Daraus den Schluss zu ziehen, Nanotechnologien würden weder funktionieren, noch Risiken mit sich bringen, wäre verfrüht. Laut Hype-Zyklus folgt der Ernüchterung die Erleuchtung, in der ein realistisches Bild der Chancen, Grenzen und auch der Risiken der Technologie entsteht. Diese Phase scheint bei Nano gerade anzulaufen.

Zwar werden die Nanotechnologien erst einmal keine Science-Fiction-Wunder bringen, wie etwa alle Krankheiten kurierende Nano-U-Boote in der Blutbahn. Da sie aber Querschnittstechnologien sind, also in vielen Technikbereichen von der Chip- bis zur Autoindustrie eine Rolle spielen, werden sie in naher Zukunft fast jeden Lebensbereich beeinflussen, ähnlich wie heute schon eine andere Querschnittstechnologie, das Internet.

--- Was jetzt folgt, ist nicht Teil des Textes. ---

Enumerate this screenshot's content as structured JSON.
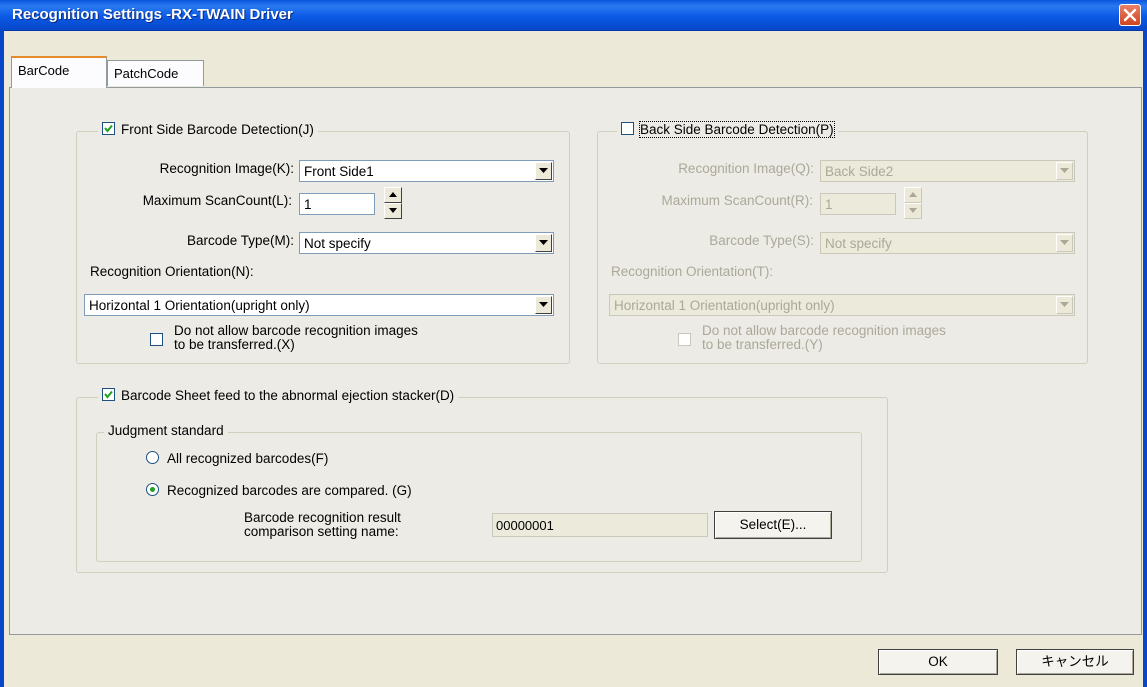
{
  "window": {
    "title": "Recognition Settings -RX-TWAIN Driver",
    "close_icon": "close-icon"
  },
  "tabs": [
    {
      "label": "BarCode",
      "selected": true
    },
    {
      "label": "PatchCode",
      "selected": false
    }
  ],
  "front": {
    "title": "Front Side Barcode Detection(J)",
    "checked": true,
    "recognition_image_label": "Recognition Image(K):",
    "recognition_image_value": "Front Side1",
    "max_scan_label": "Maximum ScanCount(L):",
    "max_scan_value": "1",
    "barcode_type_label": "Barcode Type(M):",
    "barcode_type_value": "Not specify",
    "orientation_label": "Recognition Orientation(N):",
    "orientation_value": "Horizontal 1 Orientation(upright only)",
    "no_transfer_line1": "Do not allow barcode recognition images",
    "no_transfer_line2": "to be transferred.(X)",
    "no_transfer_checked": false
  },
  "back": {
    "title": "Back Side Barcode Detection(P)",
    "checked": false,
    "recognition_image_label": "Recognition Image(Q):",
    "recognition_image_value": "Back Side2",
    "max_scan_label": "Maximum ScanCount(R):",
    "max_scan_value": "1",
    "barcode_type_label": "Barcode Type(S):",
    "barcode_type_value": "Not specify",
    "orientation_label": "Recognition Orientation(T):",
    "orientation_value": "Horizontal 1 Orientation(upright only)",
    "no_transfer_line1": "Do not allow barcode recognition images",
    "no_transfer_line2": "to be transferred.(Y)",
    "no_transfer_checked": false
  },
  "eject": {
    "title": "Barcode Sheet feed to the abnormal ejection stacker(D)",
    "checked": true,
    "judgment_title": "Judgment standard",
    "option_all": "All recognized barcodes(F)",
    "option_compared": "Recognized barcodes are compared. (G)",
    "selected_option": "compared",
    "setting_name_line1": "Barcode recognition result",
    "setting_name_line2": "comparison setting name:",
    "setting_name_value": "00000001",
    "select_button": "Select(E)..."
  },
  "footer": {
    "ok_label": "OK",
    "cancel_label": "キャンセル"
  }
}
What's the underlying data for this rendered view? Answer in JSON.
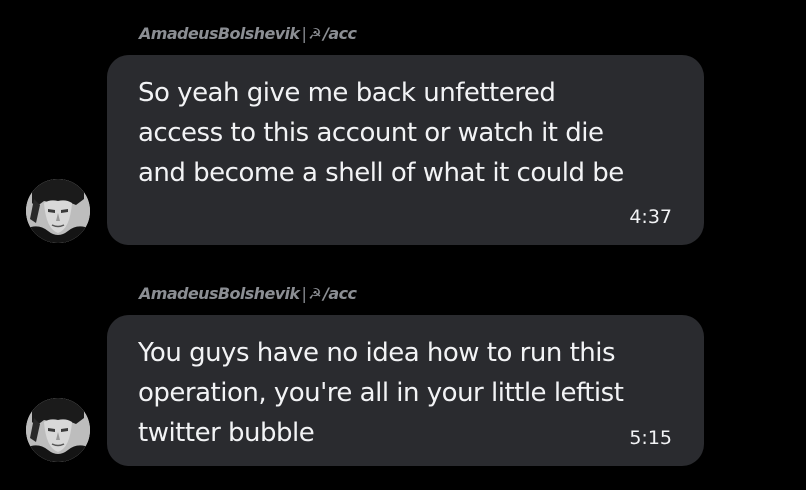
{
  "messages": [
    {
      "sender": "AmadeusBolshevik",
      "separator": "|",
      "badge_glyph": "☭",
      "badge_text": "/acc",
      "text": "So yeah give me back unfettered\naccess to this account or watch it die\nand become a shell of what it could be",
      "time": "4:37",
      "avatar_icon": "user-avatar-icon"
    },
    {
      "sender": "AmadeusBolshevik",
      "separator": "|",
      "badge_glyph": "☭",
      "badge_text": "/acc",
      "text": "You guys have no idea how to run this\noperation, you're all in your little leftist\ntwitter bubble",
      "time": "5:15",
      "avatar_icon": "user-avatar-icon"
    }
  ],
  "colors": {
    "background": "#000000",
    "bubble": "#2a2b2f",
    "text": "#f2f3f5",
    "sender": "#8b8e93"
  }
}
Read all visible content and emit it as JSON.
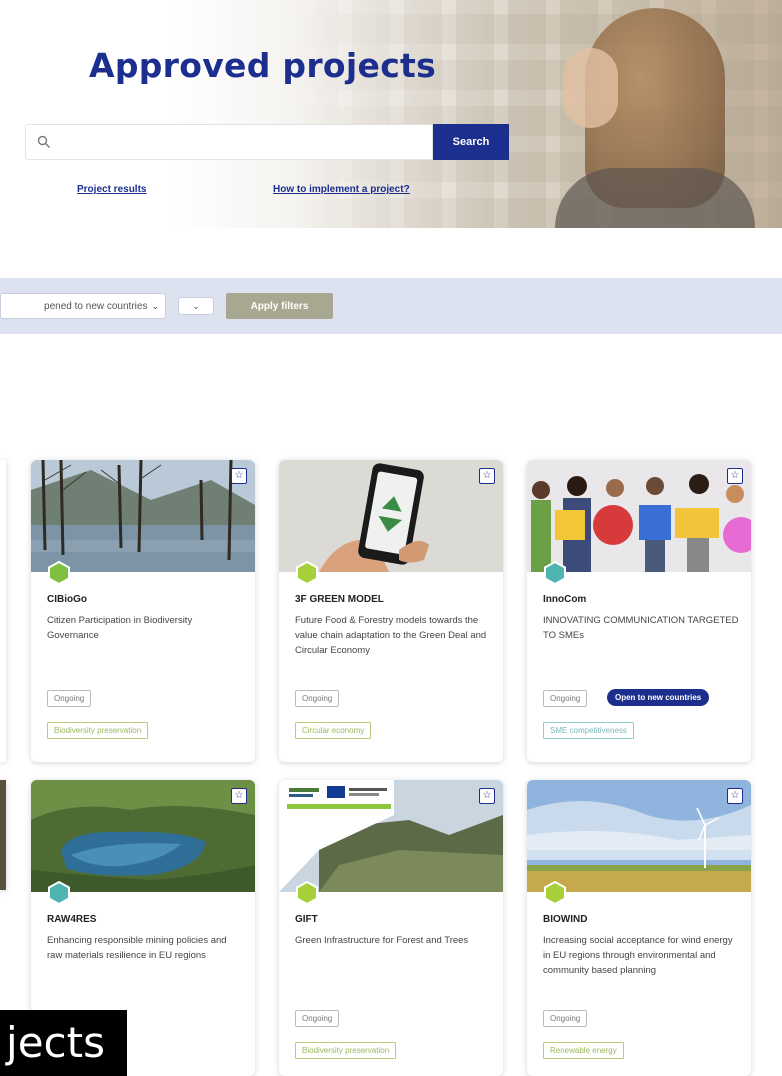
{
  "hero": {
    "title": "Approved projects",
    "search": {
      "placeholder": "",
      "button_label": "Search",
      "icon": "search-icon"
    },
    "links": [
      "Project results",
      "How to implement a project?"
    ]
  },
  "filters": {
    "select_value": "pened to new countries",
    "small_select_value": "",
    "apply_label": "Apply filters"
  },
  "cards": [
    {
      "acronym": "CIBioGo",
      "description": "Citizen Participation in Biodiversity Governance",
      "status": "Ongoing",
      "badge": "",
      "topic": "Biodiversity preservation",
      "hex_color": "#7fbf3f"
    },
    {
      "acronym": "3F GREEN MODEL",
      "description": "Future Food & Forestry models towards the value chain adaptation to the Green Deal and Circular Economy",
      "status": "Ongoing",
      "badge": "",
      "topic": "Circular economy",
      "hex_color": "#a7cf3a"
    },
    {
      "acronym": "InnoCom",
      "description": "INNOVATING COMMUNICATION TARGETED TO SMEs",
      "status": "Ongoing",
      "badge": "Open to new countries",
      "topic": "SME competitiveness",
      "hex_color": "#4fb3b0"
    },
    {
      "acronym": "RAW4RES",
      "description": "Enhancing responsible mining policies and raw materials resilience in EU regions",
      "status": "",
      "badge": "",
      "topic": "",
      "hex_color": "#4fb3b0"
    },
    {
      "acronym": "GIFT",
      "description": "Green Infrastructure for Forest and Trees",
      "status": "Ongoing",
      "badge": "",
      "topic": "Biodiversity preservation",
      "hex_color": "#a7cf3a"
    },
    {
      "acronym": "BIOWIND",
      "description": "Increasing social acceptance for wind energy in EU regions through environmental and community based planning",
      "status": "Ongoing",
      "badge": "",
      "topic": "Renewable energy",
      "hex_color": "#a7cf3a"
    }
  ],
  "caption": "jects",
  "colors": {
    "brand": "#1c2f8f",
    "filter_bar": "#dde2f0",
    "topic_green": "#9ab85d"
  }
}
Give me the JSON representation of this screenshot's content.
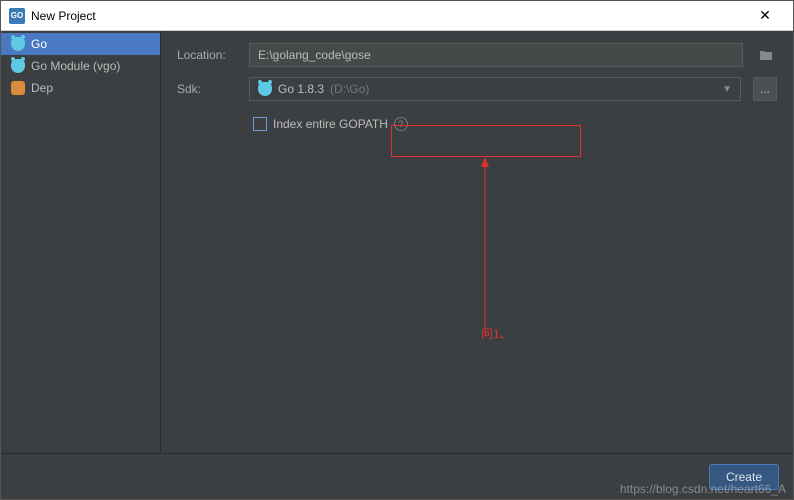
{
  "titlebar": {
    "icon_text": "GO",
    "title": "New Project",
    "close": "✕"
  },
  "sidebar": {
    "items": [
      {
        "label": "Go",
        "icon": "gopher"
      },
      {
        "label": "Go Module (vgo)",
        "icon": "gopher"
      },
      {
        "label": "Dep",
        "icon": "dep"
      }
    ]
  },
  "form": {
    "location_label": "Location:",
    "location_value": "E:\\golang_code\\gose",
    "sdk_label": "Sdk:",
    "sdk_version": "Go 1.8.3",
    "sdk_path": "(D:\\Go)",
    "sdk_more": "...",
    "checkbox_label": "Index entire GOPATH",
    "help_text": "?"
  },
  "annotation": {
    "text": "问1、"
  },
  "footer": {
    "create_label": "Create"
  },
  "watermark": "https://blog.csdn.net/heart66_A"
}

Auch die Nano-Panik dürfte in der Phase der Erleuchtung einer nüchternen, realistischen Betrachtung der Risiken und ethischen Fragen weichen. Einer Entwarnung kommt dies bei Weitem nicht gleich.

Noch ist die Giftigkeit von Nanomaterialien längst nicht erschöpfend erforscht. Wie sich Nanopartikel im menschlichen Körper und in der Umwelt verhalten, ist noch nahezu unbekannt. Auch Langzeiteffekte von Nanopartikeln sind kaum untersucht.

Neben den toxikologischen bergen die Nanotechnologien weitere, womöglich viel bedeutendere Risiken. So arbeiten Forscher bereits an Sensoren oder Kameras, die so winzig sind wie Staub, wie Gerhard Samulat für nanomagazin recherchierte („Spiönchen für den Hausgebrauch“). Dies könnte die Debatte um den Schutz der Privatsphäre noch mehr Brisanz geben als sie angesichts der NSA-Spionage schon hat.

 

nanomagazin nimmt sensible Technologiefelder unter die Lupe

In den kommenden Wochen wird nanomagazin weitere sensible Technologiefelder beleuchten, die durch Nanotechnologien gewaltig an Zündstoff gewinnen könnten. Etwa den Bau von gehirnähnlichen Computern, miniaturisierte Militärtechnologie, die sich der heute üblichen gegenseitigen Rüstungskontrolle zwischen Staaten entziehen wird, oder künstliche Mikroorganismen, mit denen Terroristen allein mit Wissen aus dem Netz zu gefährlichen Waffen kommen könnten.

nanomagazin will Ihnen, liebe Leser, ein Fenster in die Welt der winzigen Techniken öffnen. Lesen Sie mindestens einmal im Monat eine neue Titelgeschichte und in der Zeit dazwischen aktuelle Meldungen oder Podcasts rund um die Nanotechnologien. Nehmen Sie das Geschehen rund um Nano mit nanomagazin unter die Lupe. Denken und reden Sie mit, wenn es um „Nano“ geht. Verschaffen Sie sich Gehör, denn das ist bislang zu kurz gekommen, wie unser Autor Manfred Ronzheimer in seinem Beitrag „Ungehörte Botschaft der Bürger“ und seinem Kommentar „Echte Beteiligung oder Show?“ zeigt.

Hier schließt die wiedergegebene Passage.